All randomised trials that compared outcomes for women and infants when antibiotics were administered prophylactically for prelabour rupture of the membranes at or near term, with outcomes for controls (placebo or no antibiotic).
DATA COLLECTION AND ANALYSIS
Two review authors independently extracted the data and assessed risk of bias in the included studies. Additional data were received from the investigators of included studies.
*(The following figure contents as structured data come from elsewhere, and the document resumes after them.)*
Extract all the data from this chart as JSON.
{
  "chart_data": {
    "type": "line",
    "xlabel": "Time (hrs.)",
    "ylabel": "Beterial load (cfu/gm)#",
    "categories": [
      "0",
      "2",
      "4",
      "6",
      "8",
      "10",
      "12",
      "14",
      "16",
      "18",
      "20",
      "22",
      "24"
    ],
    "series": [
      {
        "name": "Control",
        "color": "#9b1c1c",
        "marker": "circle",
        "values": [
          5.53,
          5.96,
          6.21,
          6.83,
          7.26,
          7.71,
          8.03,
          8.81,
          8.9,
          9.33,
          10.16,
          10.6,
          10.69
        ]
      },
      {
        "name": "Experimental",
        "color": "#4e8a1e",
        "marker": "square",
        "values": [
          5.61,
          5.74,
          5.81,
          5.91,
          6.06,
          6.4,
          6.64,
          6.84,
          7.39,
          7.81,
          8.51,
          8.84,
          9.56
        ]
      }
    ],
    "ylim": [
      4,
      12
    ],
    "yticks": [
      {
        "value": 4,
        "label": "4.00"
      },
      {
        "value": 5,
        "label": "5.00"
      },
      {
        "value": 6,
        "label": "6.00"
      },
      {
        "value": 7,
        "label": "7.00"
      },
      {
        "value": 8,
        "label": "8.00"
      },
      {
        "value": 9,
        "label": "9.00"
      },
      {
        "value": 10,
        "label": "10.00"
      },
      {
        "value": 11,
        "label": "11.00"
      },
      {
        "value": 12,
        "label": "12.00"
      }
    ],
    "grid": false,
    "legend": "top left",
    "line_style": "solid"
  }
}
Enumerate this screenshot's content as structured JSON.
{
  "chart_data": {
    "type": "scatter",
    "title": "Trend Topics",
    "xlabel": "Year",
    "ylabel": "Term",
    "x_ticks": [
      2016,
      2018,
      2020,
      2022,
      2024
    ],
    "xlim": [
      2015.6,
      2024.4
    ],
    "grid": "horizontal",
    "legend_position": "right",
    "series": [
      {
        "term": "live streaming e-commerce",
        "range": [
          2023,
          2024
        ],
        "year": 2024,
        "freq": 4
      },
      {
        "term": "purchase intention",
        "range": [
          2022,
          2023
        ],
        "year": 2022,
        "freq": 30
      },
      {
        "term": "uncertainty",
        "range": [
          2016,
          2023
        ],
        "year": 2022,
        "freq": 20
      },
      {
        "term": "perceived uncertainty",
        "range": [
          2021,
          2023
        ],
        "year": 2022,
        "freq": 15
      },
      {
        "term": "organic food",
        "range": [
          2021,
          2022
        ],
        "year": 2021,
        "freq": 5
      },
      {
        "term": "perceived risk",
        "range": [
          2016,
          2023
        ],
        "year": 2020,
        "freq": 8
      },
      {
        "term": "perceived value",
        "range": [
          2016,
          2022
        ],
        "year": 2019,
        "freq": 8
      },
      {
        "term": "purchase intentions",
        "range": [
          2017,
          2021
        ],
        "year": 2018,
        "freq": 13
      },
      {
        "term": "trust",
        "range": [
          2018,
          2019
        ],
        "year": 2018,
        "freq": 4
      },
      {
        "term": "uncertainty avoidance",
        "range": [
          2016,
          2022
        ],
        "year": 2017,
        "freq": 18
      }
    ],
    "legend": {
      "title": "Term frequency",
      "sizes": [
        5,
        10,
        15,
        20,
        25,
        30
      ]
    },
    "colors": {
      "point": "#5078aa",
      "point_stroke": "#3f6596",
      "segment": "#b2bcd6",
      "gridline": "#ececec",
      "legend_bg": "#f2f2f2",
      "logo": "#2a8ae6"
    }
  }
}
This update includes an additional two studies involving 1801 women, giving a total of four included studies of 2639 women. Whereas the previous version of this review showed a statistically significant reduction in endometritis with the use of antibiotics, no such effect was shown in this update (average risk ratio (RR) 0.34, 95% confidence interval (CI) 0.05 to 2.31). No differences were shown on the primary outcome measures of probable early-onset neonatal sepsis (average RR 0.69, 95%; CI 0.21 to 2.33); definite early-onset neonatal sepsis (average RR 0.57, 95% CI 0.08 to 4.26); maternal infectious morbidity (chorioamnionitis and/or endometritis) (average RR 0.48, 95% CI 0.20 to 1.15); stillbirth (RR 3.00, 95% CI 0.61 to 14.82); and perinatal mortality (RR 1.98, 95% CI 0.60 to 6.55), though the number of cases in the control group for these outcomes was low. There were no cases of neonatal mortality or serious maternal outcome in the studies assessed. Caesarean section was increased with the use of antibiotics (RR 1.33, 95% CI 1.09 to 1.61) as was duration of maternal stay in hospital (mean difference (MD) 0.06 days, 95% CI 0.01 to 0.11), largely owing to one study of 1640 women where repeat caesarean section, increased baseline hypertension and pre-eclampsia were evident in the antibiotic group, despite random allocation and allocation concealment.Subgroup analyses by timing of induction (early induction versus late induction) showed no difference in either probable or definite early-onset neonatal sepsis in the early induction group (RR 1.47, 95% CI 0.80 to 2.70 and RR 1.29, 95% CI 0.48 to 3.44, respectively) or the late induction group (RR 0.14, 95% CI 0.02 to 1.13 and RR 0.16, 95% CI 0.02 to 1.34, respectively), although there were trends toward reduced probable and definite early-onset neonatal sepsis in the late induction group. A test for subgroup differences confirmed a differential effect of the intervention on probable early-onset neonatal sepsis between the subgroups (Chi² = 4.50, df = 1 (P = 0.03), I² = 77.8%). No difference in maternal infectious morbidity (chorioamnionitis and/or endometritis) was found in either subgroup, though again there was a trend towards reduced maternal infectious morbidly in the late induction group (average RR 0.34, 95% CI 0.08 to 1.47). No differences were shown in stillbirth or perinatal mortality. The quality of the evidence for the primary outcomes using GRADE was judged to be low to very low.